Kabargolkar.com - Anggota Komisi XI DPR RI Fraksi Partai Golkar Mukhamad Misbakhun mengatakan, perekonomian Indonesia pada tahun 2024 harus menunjukkan resiliensi terhadap tantangan global. Pertumbuhan ekonomi Indonesia di tahun 2024 harus bisa tumbuh mencapai 5,2%.
"Tantangan atau risiko masih perlu diantisipasi ke depan termasuk volatilitas harga komoditas, pengetatan kebijakan moneter negara maju. Kemudian, gangguan rantai pasok global, serta kerentanan ketahanan pangan dan energi akibta perubahan iklim," kata Misbakhun dalam keterangan persnya, Jumat (5/1/2024).

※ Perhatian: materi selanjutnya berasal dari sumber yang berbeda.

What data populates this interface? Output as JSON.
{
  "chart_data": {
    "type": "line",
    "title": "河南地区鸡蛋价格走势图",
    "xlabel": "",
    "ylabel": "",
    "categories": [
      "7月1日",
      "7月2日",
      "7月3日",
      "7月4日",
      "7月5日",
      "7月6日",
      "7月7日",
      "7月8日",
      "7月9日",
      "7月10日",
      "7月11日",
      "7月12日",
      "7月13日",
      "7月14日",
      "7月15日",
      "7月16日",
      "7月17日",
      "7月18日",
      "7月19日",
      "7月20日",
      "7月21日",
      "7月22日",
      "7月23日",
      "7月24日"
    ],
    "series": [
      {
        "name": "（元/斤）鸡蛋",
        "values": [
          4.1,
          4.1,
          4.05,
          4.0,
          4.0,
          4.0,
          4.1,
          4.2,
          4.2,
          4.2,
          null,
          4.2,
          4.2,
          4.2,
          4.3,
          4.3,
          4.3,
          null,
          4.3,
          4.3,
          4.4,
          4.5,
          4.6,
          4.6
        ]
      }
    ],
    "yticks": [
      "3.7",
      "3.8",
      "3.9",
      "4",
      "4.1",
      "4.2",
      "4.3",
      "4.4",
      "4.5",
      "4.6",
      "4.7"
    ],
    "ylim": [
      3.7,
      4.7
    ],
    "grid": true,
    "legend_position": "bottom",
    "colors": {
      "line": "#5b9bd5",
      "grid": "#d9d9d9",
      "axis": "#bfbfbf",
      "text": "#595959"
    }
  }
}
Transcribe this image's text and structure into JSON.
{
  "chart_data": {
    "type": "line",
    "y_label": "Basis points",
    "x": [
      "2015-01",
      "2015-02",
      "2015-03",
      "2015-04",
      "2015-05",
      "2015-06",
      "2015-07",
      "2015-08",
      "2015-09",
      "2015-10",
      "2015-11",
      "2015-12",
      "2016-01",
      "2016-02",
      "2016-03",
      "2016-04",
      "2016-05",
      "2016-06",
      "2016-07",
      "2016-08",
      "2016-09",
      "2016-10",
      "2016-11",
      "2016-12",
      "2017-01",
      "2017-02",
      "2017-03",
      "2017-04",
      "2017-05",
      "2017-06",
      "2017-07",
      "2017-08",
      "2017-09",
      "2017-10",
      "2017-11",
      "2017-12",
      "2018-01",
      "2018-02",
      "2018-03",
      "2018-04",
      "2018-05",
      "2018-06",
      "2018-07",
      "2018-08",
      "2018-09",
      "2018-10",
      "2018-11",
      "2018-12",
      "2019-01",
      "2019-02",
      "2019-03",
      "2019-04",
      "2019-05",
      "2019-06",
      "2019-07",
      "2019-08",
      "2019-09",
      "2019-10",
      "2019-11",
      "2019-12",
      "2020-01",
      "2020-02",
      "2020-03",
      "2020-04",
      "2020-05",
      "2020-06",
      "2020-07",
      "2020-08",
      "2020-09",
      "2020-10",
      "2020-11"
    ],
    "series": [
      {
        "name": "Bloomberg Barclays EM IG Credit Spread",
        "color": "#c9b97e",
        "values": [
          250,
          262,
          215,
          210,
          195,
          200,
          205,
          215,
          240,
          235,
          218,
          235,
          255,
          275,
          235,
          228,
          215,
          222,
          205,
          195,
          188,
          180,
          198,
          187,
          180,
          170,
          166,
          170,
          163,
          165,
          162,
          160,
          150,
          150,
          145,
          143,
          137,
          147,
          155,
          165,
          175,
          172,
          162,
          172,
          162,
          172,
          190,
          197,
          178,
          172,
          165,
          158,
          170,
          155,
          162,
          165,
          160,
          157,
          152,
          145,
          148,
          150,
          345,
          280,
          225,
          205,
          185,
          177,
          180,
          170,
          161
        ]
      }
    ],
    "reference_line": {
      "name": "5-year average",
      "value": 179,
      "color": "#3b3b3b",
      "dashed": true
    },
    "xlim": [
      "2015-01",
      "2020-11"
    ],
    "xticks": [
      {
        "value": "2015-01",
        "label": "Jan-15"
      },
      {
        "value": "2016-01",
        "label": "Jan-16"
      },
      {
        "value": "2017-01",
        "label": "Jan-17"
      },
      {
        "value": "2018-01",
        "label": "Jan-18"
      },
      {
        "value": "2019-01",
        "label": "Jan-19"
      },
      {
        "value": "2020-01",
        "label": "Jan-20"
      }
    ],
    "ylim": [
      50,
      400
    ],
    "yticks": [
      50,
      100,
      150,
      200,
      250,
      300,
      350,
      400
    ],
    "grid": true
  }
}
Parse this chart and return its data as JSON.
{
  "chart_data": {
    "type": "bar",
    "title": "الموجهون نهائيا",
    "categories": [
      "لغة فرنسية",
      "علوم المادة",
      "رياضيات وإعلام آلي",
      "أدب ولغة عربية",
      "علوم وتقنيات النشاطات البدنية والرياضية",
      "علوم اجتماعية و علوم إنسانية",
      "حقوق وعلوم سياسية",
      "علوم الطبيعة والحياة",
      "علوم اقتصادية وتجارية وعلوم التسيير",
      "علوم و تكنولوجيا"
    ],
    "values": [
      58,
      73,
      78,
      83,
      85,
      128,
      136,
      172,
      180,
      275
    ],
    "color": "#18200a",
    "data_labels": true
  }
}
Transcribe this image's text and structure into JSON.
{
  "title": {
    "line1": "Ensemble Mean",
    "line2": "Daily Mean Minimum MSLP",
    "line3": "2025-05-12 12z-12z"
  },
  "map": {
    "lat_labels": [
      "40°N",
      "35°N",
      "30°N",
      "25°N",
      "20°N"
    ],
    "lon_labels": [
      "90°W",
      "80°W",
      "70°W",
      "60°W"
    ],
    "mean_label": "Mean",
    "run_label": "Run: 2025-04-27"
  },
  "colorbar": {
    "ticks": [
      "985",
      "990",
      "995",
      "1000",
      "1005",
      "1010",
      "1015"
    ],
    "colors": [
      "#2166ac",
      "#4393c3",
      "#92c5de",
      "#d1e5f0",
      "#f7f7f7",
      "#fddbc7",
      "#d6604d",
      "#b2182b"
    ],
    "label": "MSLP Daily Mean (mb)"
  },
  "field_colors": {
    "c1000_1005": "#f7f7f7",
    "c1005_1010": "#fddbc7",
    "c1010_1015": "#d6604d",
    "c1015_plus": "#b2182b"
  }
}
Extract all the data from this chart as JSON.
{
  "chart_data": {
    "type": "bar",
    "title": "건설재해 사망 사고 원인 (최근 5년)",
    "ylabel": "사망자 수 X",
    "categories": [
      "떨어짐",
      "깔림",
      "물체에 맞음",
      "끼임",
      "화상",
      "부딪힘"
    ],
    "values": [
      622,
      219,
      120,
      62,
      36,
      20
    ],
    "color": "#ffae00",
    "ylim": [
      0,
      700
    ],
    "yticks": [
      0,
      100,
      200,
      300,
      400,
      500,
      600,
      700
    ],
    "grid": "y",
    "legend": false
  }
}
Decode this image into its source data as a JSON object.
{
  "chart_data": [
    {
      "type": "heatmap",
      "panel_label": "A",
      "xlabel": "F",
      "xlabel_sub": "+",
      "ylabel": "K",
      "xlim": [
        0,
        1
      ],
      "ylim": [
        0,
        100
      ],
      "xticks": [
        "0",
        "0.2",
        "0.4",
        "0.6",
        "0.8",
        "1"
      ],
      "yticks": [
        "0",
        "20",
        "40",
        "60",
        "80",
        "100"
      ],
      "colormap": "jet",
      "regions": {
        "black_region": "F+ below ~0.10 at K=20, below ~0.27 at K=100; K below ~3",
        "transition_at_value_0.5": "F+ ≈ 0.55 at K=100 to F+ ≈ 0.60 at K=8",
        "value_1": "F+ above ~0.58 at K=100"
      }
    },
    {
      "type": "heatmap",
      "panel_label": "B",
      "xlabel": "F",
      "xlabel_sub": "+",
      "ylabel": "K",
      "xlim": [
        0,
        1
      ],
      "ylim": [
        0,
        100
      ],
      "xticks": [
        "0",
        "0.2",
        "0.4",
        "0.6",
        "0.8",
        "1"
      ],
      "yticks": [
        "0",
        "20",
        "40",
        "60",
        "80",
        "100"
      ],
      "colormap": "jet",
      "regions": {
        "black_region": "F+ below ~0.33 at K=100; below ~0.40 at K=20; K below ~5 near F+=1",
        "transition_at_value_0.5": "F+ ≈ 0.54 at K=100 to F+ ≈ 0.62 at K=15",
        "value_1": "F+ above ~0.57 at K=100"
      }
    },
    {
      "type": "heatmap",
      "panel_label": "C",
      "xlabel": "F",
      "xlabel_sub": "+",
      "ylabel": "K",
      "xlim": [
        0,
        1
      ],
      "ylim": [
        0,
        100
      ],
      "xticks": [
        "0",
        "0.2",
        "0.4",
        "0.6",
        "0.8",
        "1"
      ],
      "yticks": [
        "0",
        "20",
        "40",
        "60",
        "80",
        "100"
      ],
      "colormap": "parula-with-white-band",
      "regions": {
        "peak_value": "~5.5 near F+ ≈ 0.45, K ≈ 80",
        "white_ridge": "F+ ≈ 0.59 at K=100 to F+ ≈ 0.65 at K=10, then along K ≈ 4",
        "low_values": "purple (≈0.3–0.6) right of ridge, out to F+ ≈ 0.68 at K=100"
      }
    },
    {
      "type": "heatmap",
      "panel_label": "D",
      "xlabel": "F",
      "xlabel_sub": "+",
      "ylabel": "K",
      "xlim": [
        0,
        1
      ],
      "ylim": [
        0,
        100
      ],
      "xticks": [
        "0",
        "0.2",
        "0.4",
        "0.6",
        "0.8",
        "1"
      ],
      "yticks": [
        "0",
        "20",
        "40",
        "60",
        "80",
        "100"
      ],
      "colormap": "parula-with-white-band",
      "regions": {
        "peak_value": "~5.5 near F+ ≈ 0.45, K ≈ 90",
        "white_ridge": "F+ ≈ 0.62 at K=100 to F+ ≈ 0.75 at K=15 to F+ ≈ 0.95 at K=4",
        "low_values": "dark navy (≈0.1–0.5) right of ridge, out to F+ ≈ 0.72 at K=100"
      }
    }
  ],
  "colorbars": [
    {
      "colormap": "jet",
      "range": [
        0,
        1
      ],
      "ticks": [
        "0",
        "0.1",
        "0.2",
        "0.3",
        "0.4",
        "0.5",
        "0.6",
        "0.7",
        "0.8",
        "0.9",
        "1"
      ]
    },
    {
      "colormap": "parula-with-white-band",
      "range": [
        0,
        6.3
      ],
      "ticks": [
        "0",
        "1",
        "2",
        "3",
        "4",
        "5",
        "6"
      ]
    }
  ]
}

Menurut Legislator Golkar asal Pasuruan ini, fundamental ekonomi Indonesia saat ini tetap terjaga. Di mana, risiko gejolak ekonomi globa termitigasi, ketahanan ekonomi domestik terus meningkat, tingkat inflasi relatif terkendali dan rasio utang Pemerintah yang juga berada dalam level yang aman.
"Dalam jangka pendek, ekonomi Indonesia sepanjang tahun 2023 diharapkan mampu tumbuh 5,1% dan tahun 2024 dapat tumbuh 5,2% di tengah berbagai risiko dan tekanan yang dihadapi secara global," ucapnya.
Oleh sebab itu, Misbakhun menuturkan, Indonesia punya modal yang baik untuk menjaga momentum pertumbuhan ekonomi. Selama ini Indonesia telah berhasil dalam menangani dan bangkit dari berbagai krisis.
"Indonesia mendapat apresiasi yang sangat baik dari dunia dalam upaya mendorong percepatan pemulihan ekonomi dan mempercepat transisi dari pandemi ke pasca-Pandemi. Indonesia juga dinilai berhasil menjaga pertumbuhan yang tinggi sejak keluar dari pandemi di pertengah 2022 lalu," tutup Misbakhun.